Yet he could at last only turn back from the window; the world was everywhere, without and within, and, with the great staring egotism of its health and strength, was not to be trusted for tact or delicacy. He faced about precisely to meet his servant and the absurd solemnity of two telegrams on a tray. Brown ought to have kicked them into the room—then he himself might have kicked them out.

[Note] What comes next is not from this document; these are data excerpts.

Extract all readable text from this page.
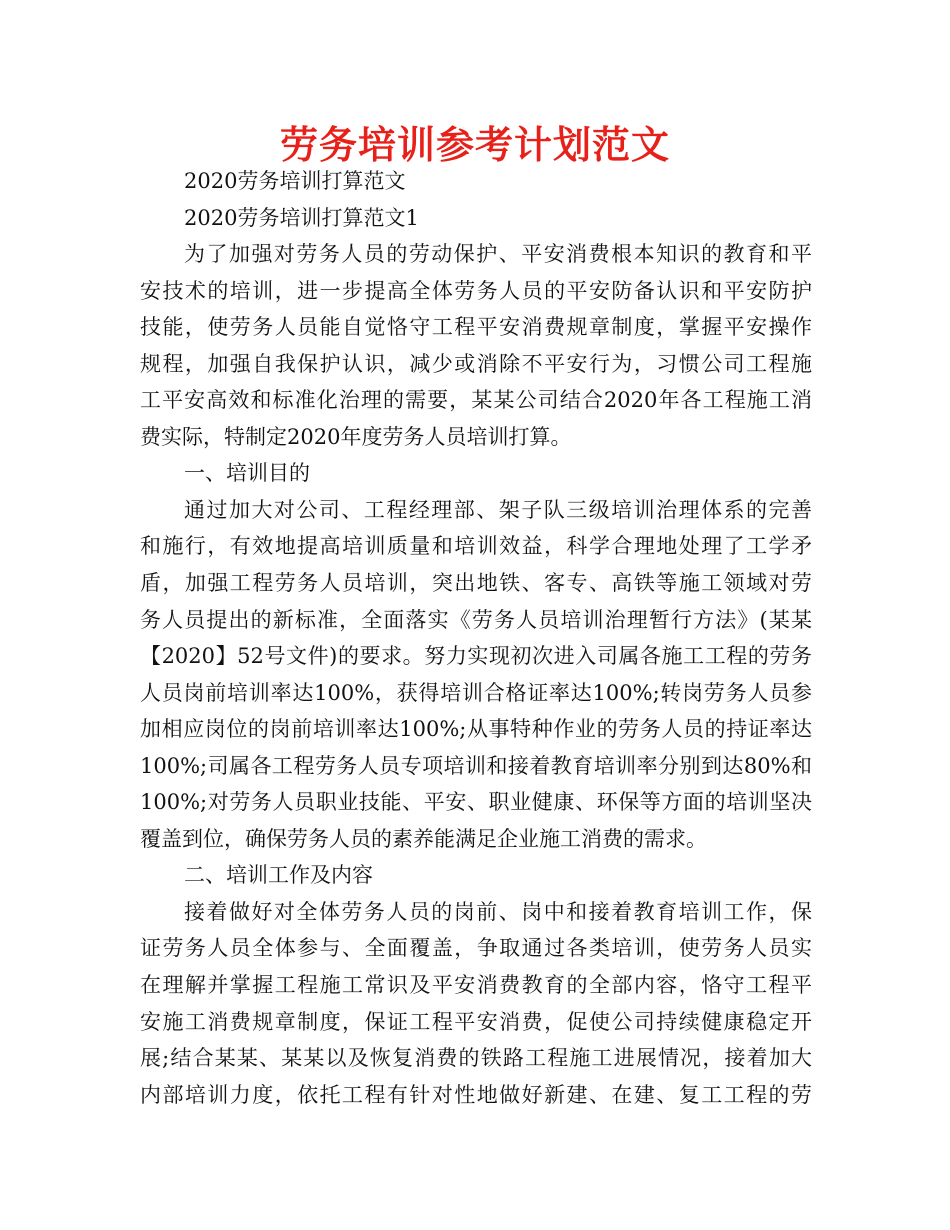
劳务培训参考计划范文
2020劳务培训打算范文
2020劳务培训打算范文1
为了加强对劳务人员的劳动保护、平安消费根本知识的教育和平
安技术的培训，进一步提高全体劳务人员的平安防备认识和平安防护
技能，使劳务人员能自觉恪守工程平安消费规章制度，掌握平安操作
规程，加强自我保护认识，减少或消除不平安行为，习惯公司工程施
工平安高效和标准化治理的需要，某某公司结合2020年各工程施工消
费实际，特制定2020年度劳务人员培训打算。
一、培训目的
通过加大对公司、工程经理部、架子队三级培训治理体系的完善
和施行，有效地提高培训质量和培训效益，科学合理地处理了工学矛
盾，加强工程劳务人员培训，突出地铁、客专、高铁等施工领域对劳
务人员提出的新标准，全面落实《劳务人员培训治理暂行方法》(某某
【2020】52号文件)的要求。努力实现初次进入司属各施工工程的劳务
人员岗前培训率达100%，获得培训合格证率达100%;转岗劳务人员参
加相应岗位的岗前培训率达100%;从事特种作业的劳务人员的持证率达
100%;司属各工程劳务人员专项培训和接着教育培训率分别到达80%和
100%;对劳务人员职业技能、平安、职业健康、环保等方面的培训坚决
覆盖到位，确保劳务人员的素养能满足企业施工消费的需求。
二、培训工作及内容
接着做好对全体劳务人员的岗前、岗中和接着教育培训工作，保
证劳务人员全体参与、全面覆盖，争取通过各类培训，使劳务人员实
在理解并掌握工程施工常识及平安消费教育的全部内容，恪守工程平
安施工消费规章制度，保证工程平安消费，促使公司持续健康稳定开
展;结合某某、某某以及恢复消费的铁路工程施工进展情况，接着加大
内部培训力度，依托工程有针对性地做好新建、在建、复工工程的劳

'And you told me to remind you, sir———'

George Dane was at last angry. 'Remind me of nothing!'

'But you insisted, sir, that I was to insist!'

He turned away in despair, speaking with a pathetic quaver at absurd variance with his words: 'If you insist, Brown, I'll kill you!' He found himself anew at the window, whence, looking down from his fourth floor, he could see the vast neighbourhood, under the trumpet-blare of the sky, beginning to rush about. There was a silence, but he knew Brown had not left him—knew exactly how straight and serious and stupid and faithful he stood there. After a minute he heard him again.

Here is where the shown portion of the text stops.